A Tree For A Ski
This piece was written by Jen Gurecki, our CEO, and originally published in our Lady Parts newsletter on April 22nd, 2021.
Happy Earth Day friends! Today I'm digging deep into a few of my past papers that I wrote a lifetime ago when I dedicated a few years to a Ph.D. in sustainability. You can't call me Dr. Gurecki and my student loan debt is stupid (because I dropped out), but at least I can talk about the carbon footprint of skis.
In 2013, Dr. Tobias Luthe, Thomas Kagi, and Dr. Jan Reger conducted a lifecycle analysis of a pair of skis. Here’s what they found: A traditional pair of skis produces 22 kilograms of carbon emissions per pair (think of all the materials, transportation of the materials, and energy used to press the ski). Compare that to some other things we love consuming to give it some context. One gallon of gas: 19 kilograms. One bottle of beer: 328 grams. One ride up the chairlift: 3 kilograms.
You might be asking yourself about those environmentally sustainable skis. They must put a dent in the carbon footprint, right? Well, using basalt instead of fiberglass, sourcing core wood materials locally, and switching out epoxy for an eco-friendly resin all have a positive impact—a reduction of 3.15 kgs of CO2. Unfortunately, the footprint isn't significantly altered because of the amount of energy it takes to press them (7.8 kgs of CO2 to be precise).
Skiing has been depicted as a sort of canary in the coalmine for the impacts of climate change, yet there is a significant rift between people’s environmental beliefs and their active participation in ecologically destructive practices.
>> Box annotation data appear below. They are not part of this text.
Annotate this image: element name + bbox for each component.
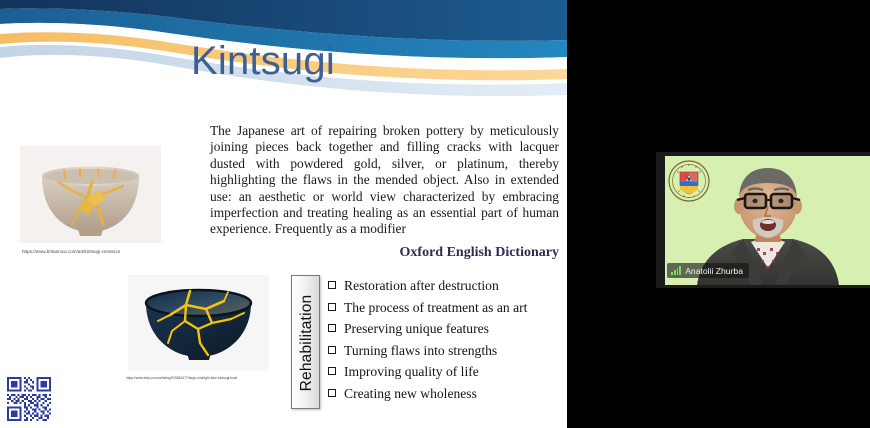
list-item: Improving quality of life xyxy=(328,364,558,386)
participant-name-badge: Anatolii Zhurba xyxy=(667,263,749,278)
list-item: Preserving unique features xyxy=(328,321,558,343)
list-item-label: Turning flaws into strengths xyxy=(344,343,497,359)
rehabilitation-label-box: Rehabilitation xyxy=(291,275,320,409)
organization-crest-logo xyxy=(668,160,710,202)
signal-bars-icon xyxy=(671,266,681,275)
qr-code xyxy=(7,377,51,421)
definition-attribution: Oxford English Dictionary xyxy=(210,245,559,261)
page-title: Kintsugi xyxy=(191,41,335,81)
participant-video-tile[interactable]: Anatolii Zhurba xyxy=(656,152,870,288)
list-item-label: Restoration after destruction xyxy=(344,278,499,294)
list-item: The process of treatment as an art xyxy=(328,300,558,322)
image-caption-britannica: https://www.britannica.com/art/kintsugi-… xyxy=(22,249,120,254)
participant-name: Anatolii Zhurba xyxy=(685,266,743,276)
rehabilitation-bullet-list: Restoration after destruction The proces… xyxy=(328,278,558,408)
checkbox-bullet-icon xyxy=(328,303,336,311)
meeting-screen: Kintsugi The Japanese art of repairing b… xyxy=(0,0,870,428)
shared-slide: Kintsugi The Japanese art of repairing b… xyxy=(0,0,567,428)
tan-kintsugi-bowl-image xyxy=(20,146,161,243)
checkbox-bullet-icon xyxy=(328,324,336,332)
rehabilitation-label: Rehabilitation xyxy=(292,276,321,410)
list-item-label: The process of treatment as an art xyxy=(344,300,527,316)
checkbox-bullet-icon xyxy=(328,346,336,354)
list-item: Restoration after destruction xyxy=(328,278,558,300)
list-item-label: Preserving unique features xyxy=(344,321,489,337)
midnight-blue-kintsugi-bowl-image xyxy=(128,275,269,371)
list-item: Creating new wholeness xyxy=(328,386,558,408)
image-caption-etsy: https://www.etsy.com/ca/listing/92986247… xyxy=(126,376,237,380)
checkbox-bullet-icon xyxy=(328,281,336,289)
checkbox-bullet-icon xyxy=(328,367,336,375)
definition-text: The Japanese art of repairing broken pot… xyxy=(210,123,559,238)
list-item-label: Improving quality of life xyxy=(344,364,479,380)
list-item-label: Creating new wholeness xyxy=(344,386,477,402)
checkbox-bullet-icon xyxy=(328,389,336,397)
list-item: Turning flaws into strengths xyxy=(328,343,558,365)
Researchers call this detachment between people’s abstract values and their embodied behaviors “ecological irony.” We may believe in protecting the environment, but we love endless, deep pow lines more. So we buy skis and snowboards and drive the mountain or trailhead and most of us ride on chair lifts and some of us even heli-ski. (Just the car drive alone to and from the mountain ONE time produces six times more CO2 than the whole life of a ski).
In the face of an ecological crisis, all of this is pretty overwhelming. I'm sure that you, just like me, spend your days trying to figure out how to be better to the earth in our daily practices. As a small business, it's not easy. We don't have access to all of the sustainable materials that we'd like to use in our manufacturing and in our packaging. (Think about that plastic wrap on a brand new pair of skis. Yeah, we're working on it.)
We really are looking to all of the big guys, whose purchasing power commands the supply chain in the snowsports industry, to make changes so that sustainable materials for the manufacturing of skis and snowboards are readily available. We already use FSC certified wood in our skis and snowboards, but would like to integrate ecological resins and recycled plastic bases. But we don't have the purchasing power to integrate those materials into our production today. (A girl can dream.)
As a small business, rather than focusing on the change that we can't make, we have been focusing on what we can do. And that is why we have been working with Zawadisha* to plant a tree for every ski and snowboard we make. Not only does planting trees have the "mind-blowing potential to tackle the climate crisis," we also are creating jobs for the women who plant and care for them.
We know that we have so much more to do, and as with everything, we are committed to being better.
* Full transparency, Jen Gurecki founded Zawadisha nearly 10 years ago and today sits on the Board of Directors and proudly serves their all Kenyan team in their work.